Pension funds and VAT: an unwelcome burden for employers
Most occupational pension funds are either not registered for VAT, or do not have a very high VAT recovery rate. Where they then incur irrecoverable VAT, this becomes an economic expense usually borne by the employer. The payment of irrecoverable VAT, such as VAT on investment services which is irrecoverable by the employer, will usually increase the employer’s ultimate pension cost and is just another burden on business.
To add to the problem, HM Revenue and Customs (“HMRC”) have announced in Business Brief 15/05 that they are withdrawing the industry practice of agreeing a general split of fund management charges on a
70/ 30 basis as between the employer and the funds. The original date set was 30 September, but Business Brief 16/05 has now moved this to 1st January 2006.
The 70/30 split
The original reason for this split was to distinguish between investment management, which was a cost proper to the fund itself, and the administration of the scheme, which was a proper expense of the employer. VAT on the latter was therefore deductible at the employers [residual/overhead] recovery rate.
Business Brief 15/05 states that HMRC have now withdrawn the 70 /30 split from use, where:
- employers administer the pension scheme
- the scheme employs specialist pension administrators and separate fund managers for investment.
In these circumstances, third parties providing investment and administration who are able to determine the actual value of each service provided, must provide separate invoices to trustees and employers showing the actual value of the services provided.
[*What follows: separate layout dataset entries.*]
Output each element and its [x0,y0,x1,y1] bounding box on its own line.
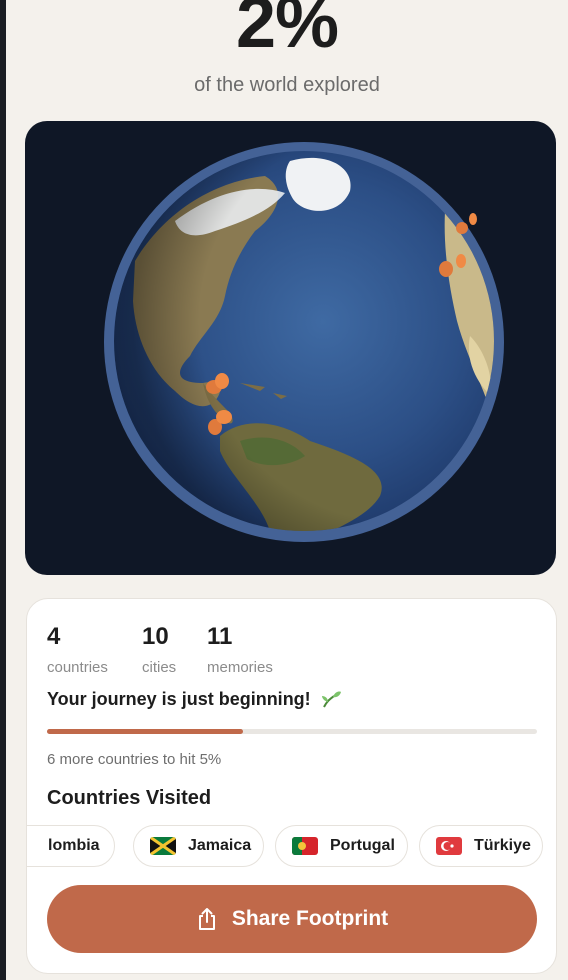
stat-memories-value: 11 [207,623,233,650]
progress-bar [47,729,537,734]
share-footprint-button[interactable]: Share Footprint [47,885,537,953]
country-chip-turkiye[interactable]: Türkiye [419,825,543,867]
stat-countries-value: 4 [47,623,61,650]
country-chip-label: lombia [48,837,100,854]
share-footprint-label: Share Footprint [231,907,389,930]
share-icon [198,908,215,930]
stat-countries: 4 countries [47,623,108,676]
stat-countries-label: countries [47,659,108,676]
country-chip-colombia[interactable]: lombia [27,825,115,867]
progress-fill [47,729,243,734]
stat-memories: 11 memories [207,623,273,676]
turkiye-flag-icon [436,837,462,855]
journey-message: Your journey is just beginning! [47,689,342,710]
countries-visited-title: Countries Visited [47,787,212,809]
progress-hint: 6 more countries to hit 5% [47,751,222,768]
globe-illustration [104,142,504,542]
explored-subtitle: of the world explored [194,74,380,96]
country-chip-jamaica[interactable]: Jamaica [133,825,264,867]
country-chip-portugal[interactable]: Portugal [275,825,408,867]
pin-turkiye [456,222,468,234]
sprout-icon [321,691,341,708]
stat-cities: 10 cities [142,623,176,676]
globe-view[interactable] [25,121,556,575]
stat-cities-value: 10 [142,623,169,650]
journey-message-text: Your journey is just beginning! [47,689,311,709]
country-chip-label: Jamaica [188,837,252,854]
portugal-flag-icon [292,837,318,855]
stat-memories-label: memories [207,659,273,676]
country-chip-label: Türkiye [474,837,531,854]
stats-card: 4 countries 10 cities 11 memories Your j… [26,598,557,974]
country-chip-label: Portugal [330,837,395,854]
stat-cities-label: cities [142,659,177,676]
explored-percent: 2% [235,0,339,63]
jamaica-flag-icon [150,837,176,855]
country-chip-list[interactable]: lombia Jamaica Portugal Türkiye [27,825,556,869]
pin-portugal [439,261,453,277]
screen: 2% of the world explored 4 countries 10 … [6,0,568,980]
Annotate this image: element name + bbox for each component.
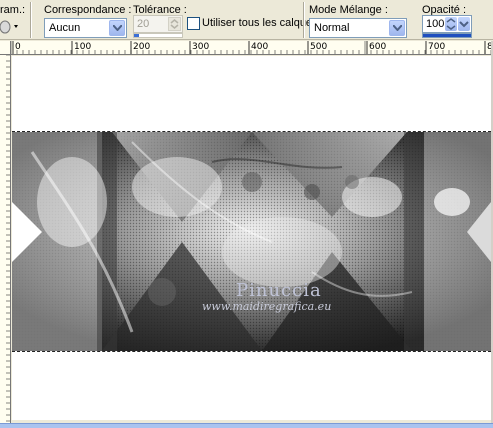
window-bottom-border <box>0 423 493 428</box>
match-mode-select[interactable]: Aucun <box>44 18 127 38</box>
ruler-label: 400 <box>251 42 269 52</box>
tolerance-spinner[interactable] <box>168 17 181 31</box>
tool-options-bar: ram.: Correspondance : Aucun Tolérance :… <box>0 0 493 40</box>
match-mode-value: Aucun <box>49 22 81 34</box>
tolerance-slider-fill <box>134 34 139 37</box>
tolerance-input[interactable]: 20 <box>133 15 183 33</box>
blend-mode-label: Mode Mélange : <box>309 4 388 16</box>
ruler-label: 100 <box>74 42 92 52</box>
use-all-layers-label: Utiliser tous les calques <box>202 17 318 29</box>
opacity-slider-fill <box>423 34 471 37</box>
ruler-corner <box>0 41 11 55</box>
tolerance-value: 20 <box>137 18 150 30</box>
spin-arrows-icon <box>446 18 456 30</box>
match-label: Correspondance : <box>44 4 132 16</box>
opacity-slider[interactable] <box>422 33 472 38</box>
spin-arrows-icon <box>170 19 179 29</box>
preset-dropdown[interactable] <box>0 16 20 38</box>
blend-mode-select[interactable]: Normal <box>309 18 407 38</box>
ruler-label: 200 <box>133 42 151 52</box>
chevron-down-icon <box>459 21 469 28</box>
opacity-spinner[interactable] <box>445 17 457 31</box>
opacity-value: 100 <box>426 18 445 30</box>
image-canvas[interactable]: Pinuccia www.maidiregrafica.eu <box>12 56 491 420</box>
ruler-label: 700 <box>428 42 446 52</box>
vertical-ruler <box>0 55 11 423</box>
preset-label: ram.: <box>0 4 26 16</box>
artwork-image <box>12 132 491 351</box>
ruler-label: 600 <box>369 42 387 52</box>
opacity-dropdown[interactable] <box>458 17 470 31</box>
blend-mode-value: Normal <box>314 22 350 34</box>
separator <box>30 2 32 38</box>
tolerance-slider[interactable] <box>133 33 183 38</box>
brush-preset-icon <box>0 20 18 34</box>
chevron-down-icon[interactable] <box>109 20 125 36</box>
watermark-url: www.maidiregrafica.eu <box>202 300 332 313</box>
opacity-input[interactable]: 100 <box>422 15 472 33</box>
ruler-label: 500 <box>310 42 328 52</box>
ruler-label: 0 <box>15 42 21 52</box>
selection-marquee-bottom <box>12 351 491 352</box>
watermark-title: Pinuccia <box>236 280 322 301</box>
horizontal-ruler: 0 100 200 300 400 500 600 700 800 <box>11 41 493 55</box>
use-all-layers-checkbox[interactable] <box>187 17 200 30</box>
ruler-ticks <box>6 55 10 422</box>
chevron-down-icon[interactable] <box>389 20 405 36</box>
separator <box>303 2 305 38</box>
ruler-label: 300 <box>192 42 210 52</box>
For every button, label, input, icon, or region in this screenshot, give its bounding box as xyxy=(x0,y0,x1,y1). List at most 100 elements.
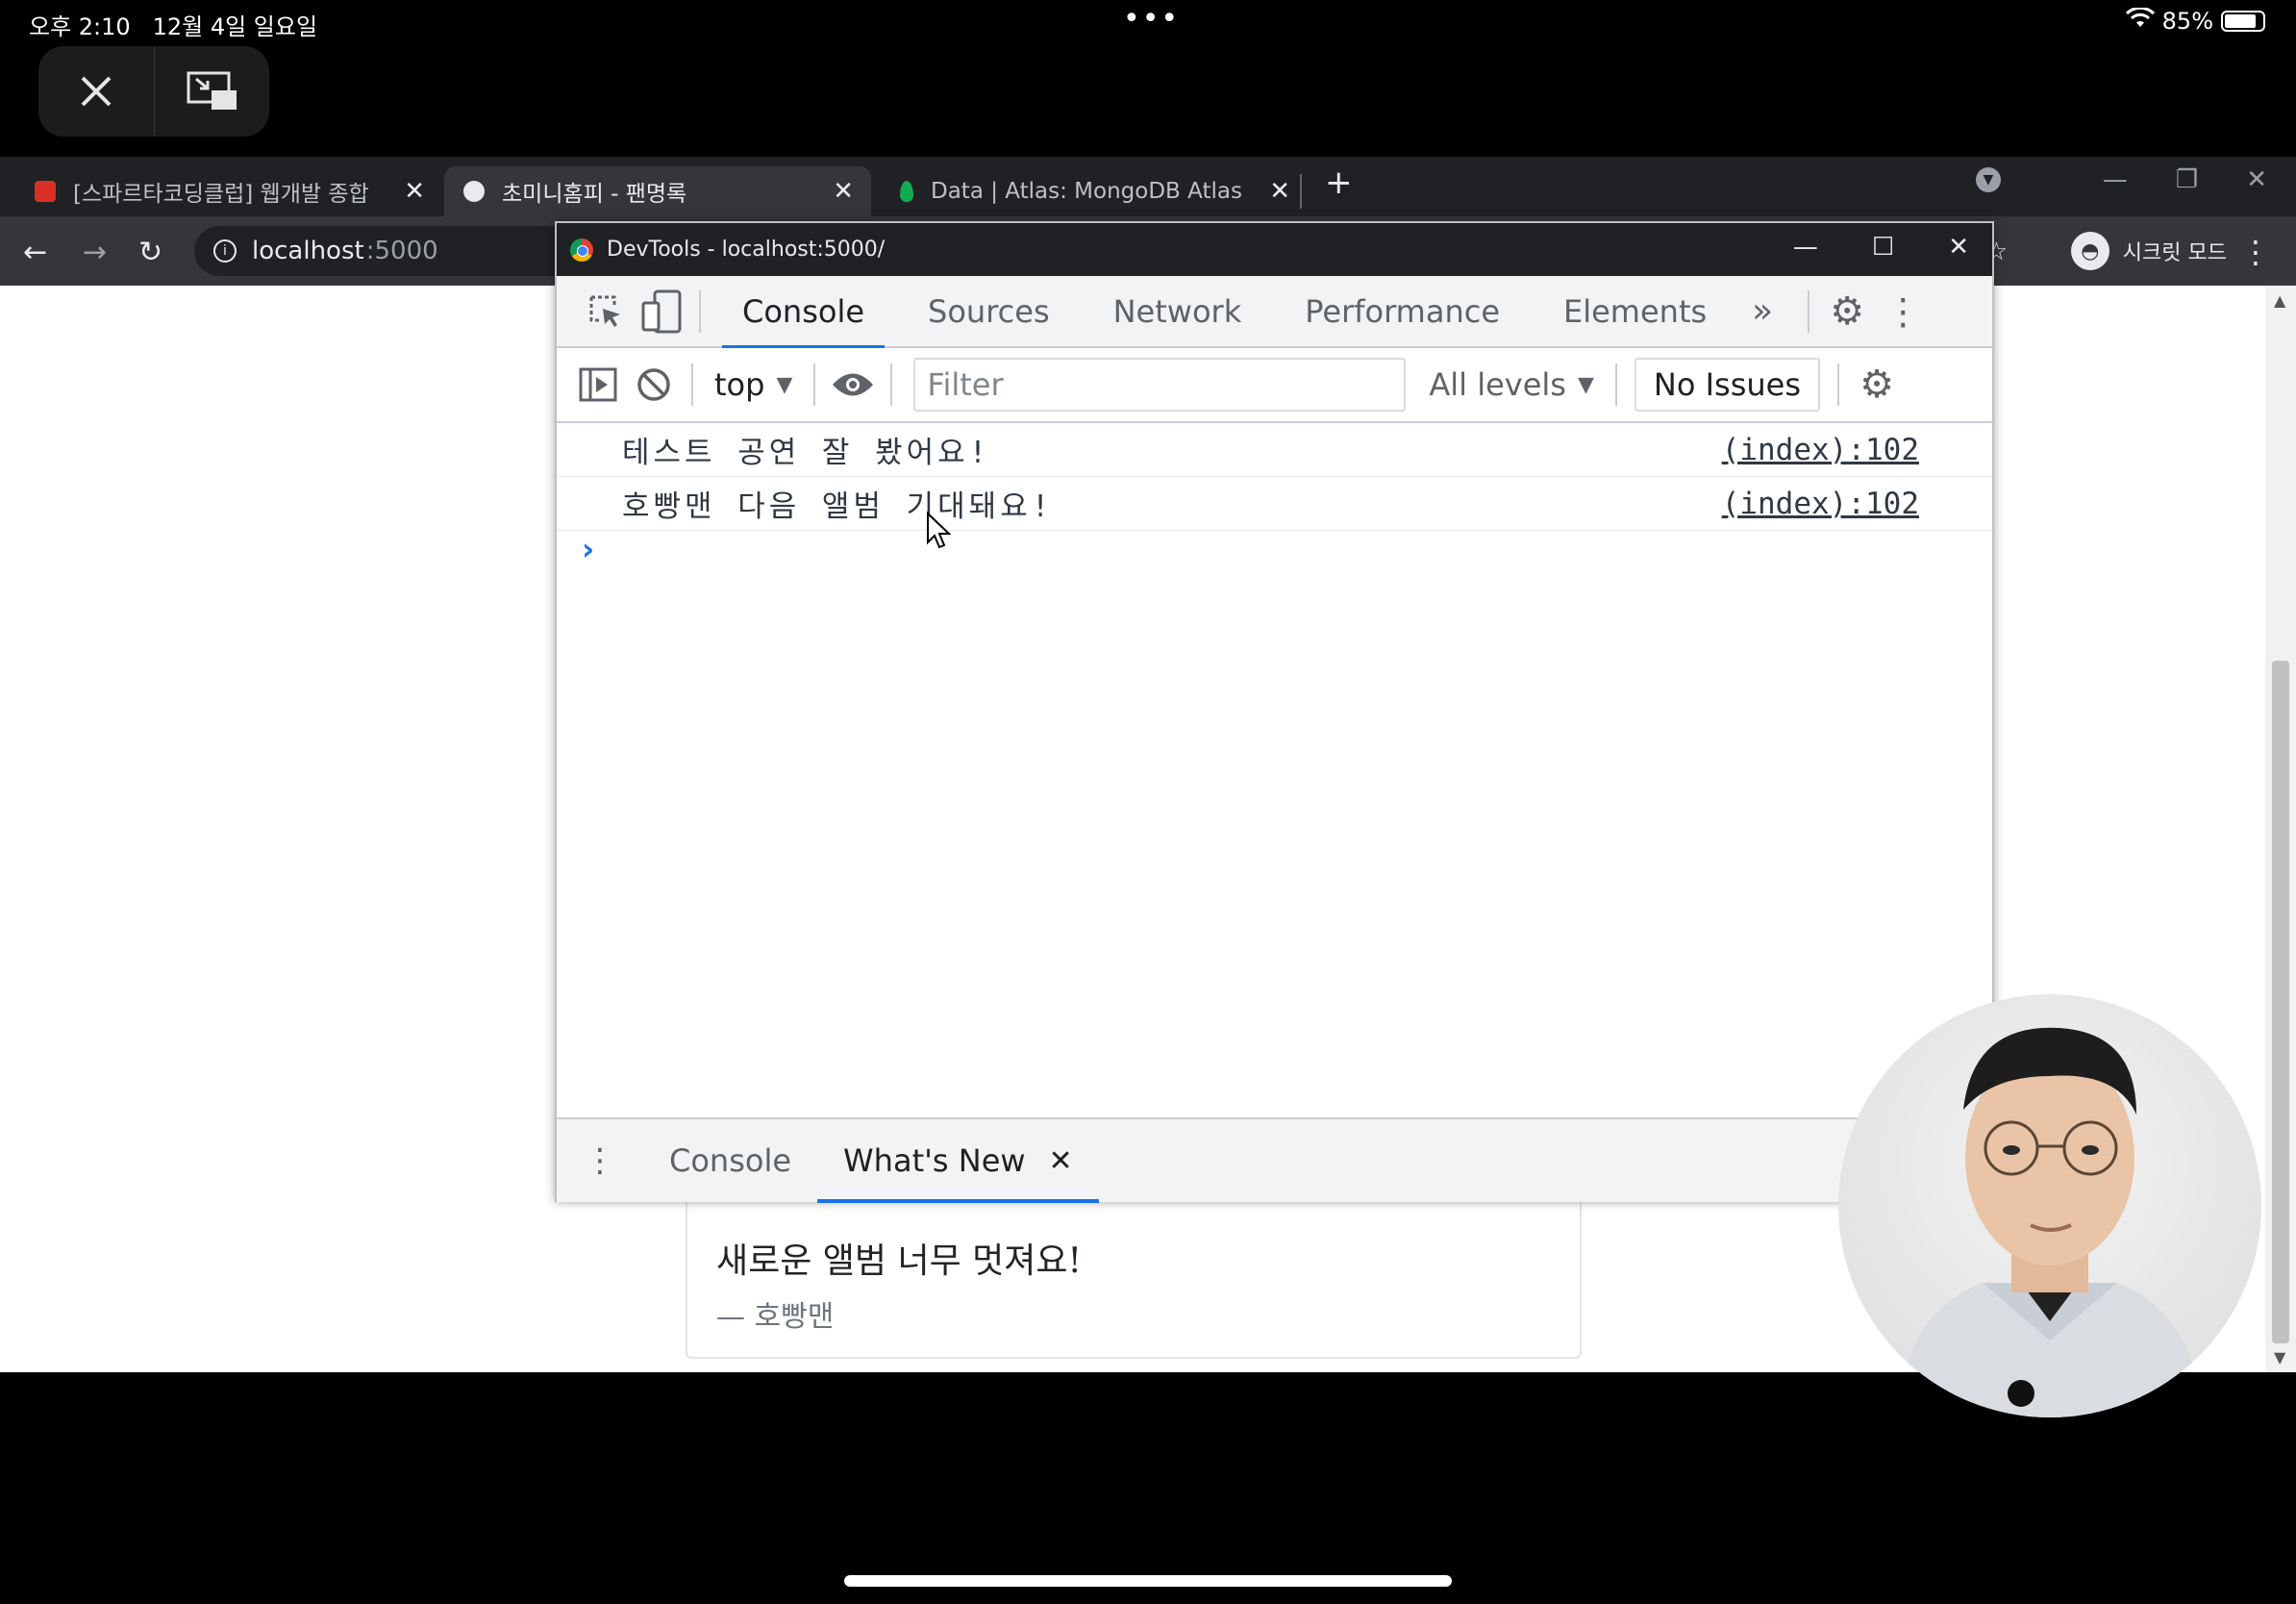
incognito-badge[interactable]: ◓ 시크릿 모드 xyxy=(2070,226,2227,276)
tab-minihompy[interactable]: 초미니홈피 - 팬명록 ✕ xyxy=(444,166,871,216)
ipad-status-bar: 오후 2:10 12월 4일 일요일 ••• 85% xyxy=(0,0,2296,46)
drawer-tab-label: What's New xyxy=(843,1142,1026,1179)
restore-icon[interactable]: ❐ xyxy=(2176,165,2198,194)
chrome-logo-icon xyxy=(570,238,593,262)
new-tab-button[interactable]: + xyxy=(1325,163,1353,202)
browser-tab-strip: [스파르타코딩클럽] 웹개발 종합 ✕ 초미니홈피 - 팬명록 ✕ Data |… xyxy=(0,157,2296,216)
toolbar-separator xyxy=(691,363,693,406)
url-host: localhost xyxy=(252,237,364,265)
multitasking-dots[interactable]: ••• xyxy=(1123,2,1180,36)
context-value: top xyxy=(714,366,765,403)
status-date: 12월 4일 일요일 xyxy=(152,13,318,40)
scroll-up-arrow-icon[interactable]: ▲ xyxy=(2274,291,2285,310)
console-settings-gear-icon[interactable]: ⚙ xyxy=(1849,357,1905,413)
close-window-button[interactable] xyxy=(38,46,154,137)
globe-icon xyxy=(463,181,485,202)
status-right: 85% xyxy=(2125,6,2265,35)
clear-console-icon[interactable] xyxy=(626,357,682,413)
console-message: 테스트 공연 잘 봤어요! (index):102 xyxy=(557,423,1992,477)
browser-menu-icon[interactable]: ⋮ xyxy=(2240,234,2271,270)
tab-console[interactable]: Console xyxy=(711,275,896,349)
tab-title: 초미니홈피 - 팬명록 xyxy=(502,182,687,207)
devtools-window: DevTools - localhost:5000/ — ☐ ✕ Console… xyxy=(555,221,1994,1203)
drawer-menu-icon[interactable]: ⋮ xyxy=(557,1141,643,1180)
issues-button[interactable]: No Issues xyxy=(1634,358,1820,412)
shrink-window-icon xyxy=(187,71,237,110)
devtools-window-controls: — ☐ ✕ xyxy=(1793,233,1969,262)
tab-mongodb-atlas[interactable]: Data | Atlas: MongoDB Atlas ✕ xyxy=(881,166,1308,216)
console-toolbar: top ▼ All levels ▼ No Issues ⚙ xyxy=(557,348,1992,423)
info-icon[interactable]: i xyxy=(213,239,237,263)
console-source-link[interactable]: (index):102 xyxy=(1722,487,1919,521)
window-controls xyxy=(38,46,269,137)
reload-icon[interactable]: ↻ xyxy=(138,236,162,269)
tab-sources[interactable]: Sources xyxy=(896,275,1082,347)
toolbar-separator xyxy=(890,363,893,406)
close-tab-icon[interactable]: ✕ xyxy=(1049,1144,1073,1178)
close-icon xyxy=(81,76,112,107)
console-filter-input[interactable] xyxy=(913,358,1407,412)
url-port: :5000 xyxy=(365,237,438,265)
tab-close-button[interactable]: ✕ xyxy=(404,177,425,206)
devtools-menu-icon[interactable]: ⋮ xyxy=(1875,284,1931,339)
wifi-icon xyxy=(2125,6,2155,35)
back-arrow-icon[interactable]: ← xyxy=(23,236,47,269)
forward-arrow-icon[interactable]: → xyxy=(83,236,107,269)
devtools-title-bar[interactable]: DevTools - localhost:5000/ — ☐ ✕ xyxy=(557,223,1992,276)
guestbook-comment-card: 새로운 앨범 너무 멋져요! — 호빵맨 xyxy=(686,1200,1582,1359)
tab-network[interactable]: Network xyxy=(1082,275,1274,347)
minimize-window-button[interactable] xyxy=(154,46,269,137)
toolbar-separator xyxy=(699,289,701,333)
incognito-label: 시크릿 모드 xyxy=(2122,241,2227,265)
home-indicator[interactable] xyxy=(844,1575,1452,1587)
devtools-title: DevTools - localhost:5000/ xyxy=(607,238,886,262)
console-message-text: 호빵맨 다음 앨범 기대돼요! xyxy=(622,489,1054,524)
inspect-element-icon[interactable] xyxy=(578,284,634,339)
webcam-presenter-video xyxy=(1838,994,2261,1417)
mongodb-leaf-icon xyxy=(900,181,913,202)
drawer-tab-whats-new[interactable]: What's New ✕ xyxy=(817,1124,1099,1203)
dropdown-caret-icon: ▼ xyxy=(1577,372,1594,397)
show-sidebar-icon[interactable] xyxy=(570,357,626,413)
console-message-text: 테스트 공연 잘 봤어요! xyxy=(622,436,991,470)
context-selector[interactable]: top ▼ xyxy=(703,366,804,403)
tab-elements[interactable]: Elements xyxy=(1532,275,1738,347)
tab-title: [스파르타코딩클럽] 웹개발 종합 xyxy=(73,182,369,207)
browser-window-controls: ▼ — ❐ ✕ xyxy=(1975,165,2267,194)
mouse-cursor-icon xyxy=(926,511,953,554)
tab-close-button[interactable]: ✕ xyxy=(833,177,854,206)
tab-title: Data | Atlas: MongoDB Atlas xyxy=(931,179,1242,204)
tab-close-button[interactable]: ✕ xyxy=(1269,177,1290,206)
more-tabs-chevron-icon[interactable]: » xyxy=(1738,275,1786,347)
dropdown-caret-icon: ▼ xyxy=(776,372,793,397)
devtools-drawer-tabs: ⋮ Console What's New ✕ xyxy=(557,1117,1992,1203)
tab-spartacoding[interactable]: [스파르타코딩클럽] 웹개발 종합 ✕ xyxy=(15,166,442,216)
tab-performance[interactable]: Performance xyxy=(1273,275,1532,347)
live-expression-eye-icon[interactable] xyxy=(825,357,881,413)
tab-search-icon[interactable]: ▼ xyxy=(1975,167,2001,192)
battery-icon xyxy=(2221,11,2265,32)
settings-gear-icon[interactable]: ⚙ xyxy=(1819,284,1875,339)
status-time-date: 오후 2:10 12월 4일 일요일 xyxy=(29,8,317,41)
scroll-down-arrow-icon[interactable]: ▼ xyxy=(2274,1348,2285,1366)
log-levels-value: All levels xyxy=(1429,366,1566,403)
close-icon[interactable]: ✕ xyxy=(1948,233,1969,262)
close-icon[interactable]: ✕ xyxy=(2246,165,2267,194)
device-toolbar-icon[interactable] xyxy=(634,284,689,339)
drawer-tab-console[interactable]: Console xyxy=(643,1124,817,1197)
toolbar-separator xyxy=(1808,289,1810,333)
minimize-icon[interactable]: — xyxy=(2103,165,2128,194)
console-message: 호빵맨 다음 앨범 기대돼요! (index):102 xyxy=(557,477,1992,531)
maximize-icon[interactable]: ☐ xyxy=(1872,233,1894,262)
toolbar-separator xyxy=(1614,363,1617,406)
page-scrollbar[interactable]: ▲ ▼ xyxy=(2265,286,2296,1372)
console-source-link[interactable]: (index):102 xyxy=(1722,433,1919,467)
incognito-icon: ◓ xyxy=(2070,232,2109,270)
console-prompt-chevron-icon[interactable]: › xyxy=(582,531,594,567)
minimize-icon[interactable]: — xyxy=(1793,233,1818,262)
comment-text: 새로운 앨범 너무 멋져요! xyxy=(716,1241,1082,1281)
book-icon xyxy=(35,181,56,202)
log-levels-dropdown[interactable]: All levels ▼ xyxy=(1417,366,1606,403)
scrollbar-thumb[interactable] xyxy=(2272,661,2289,1343)
tab-divider xyxy=(1300,174,1302,209)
Where the third party provider cannot determine the element of investment and the element of administration, HMRC do accept that the 70/30 split can continue, but only if the third party administers the whole or the bulk of the scheme administration.
Action required
Employers and pension trustees should now review their arrangements and procedures in order to limit irrecoverable VAT. If these changes are likely to lead to a higher cost for the employer in providing pension benefits then thought should be given to mitigation of VAT.
Mitigation of VAT: pension funds – the new frontier
CMS Cameron McKenna LLP have been involved at the cutting edge of VAT fund management, for instance in the recent case Abbey National at the ECJ, concerning exemption of depositary and administration charges for collective investment funds. The new VAT “frontier” now addresses:
- VAT Exempt Pension Fund Management (for example if you are a fund manager managing a pension fund incurring irrecoverable VAT)
- VAT Exempt Pension Fund (for example if you are an insurer, financial institution or specialised administration outsourcer and do not wish to charge or suffer VAT which could be irrecoverable in the supply chain).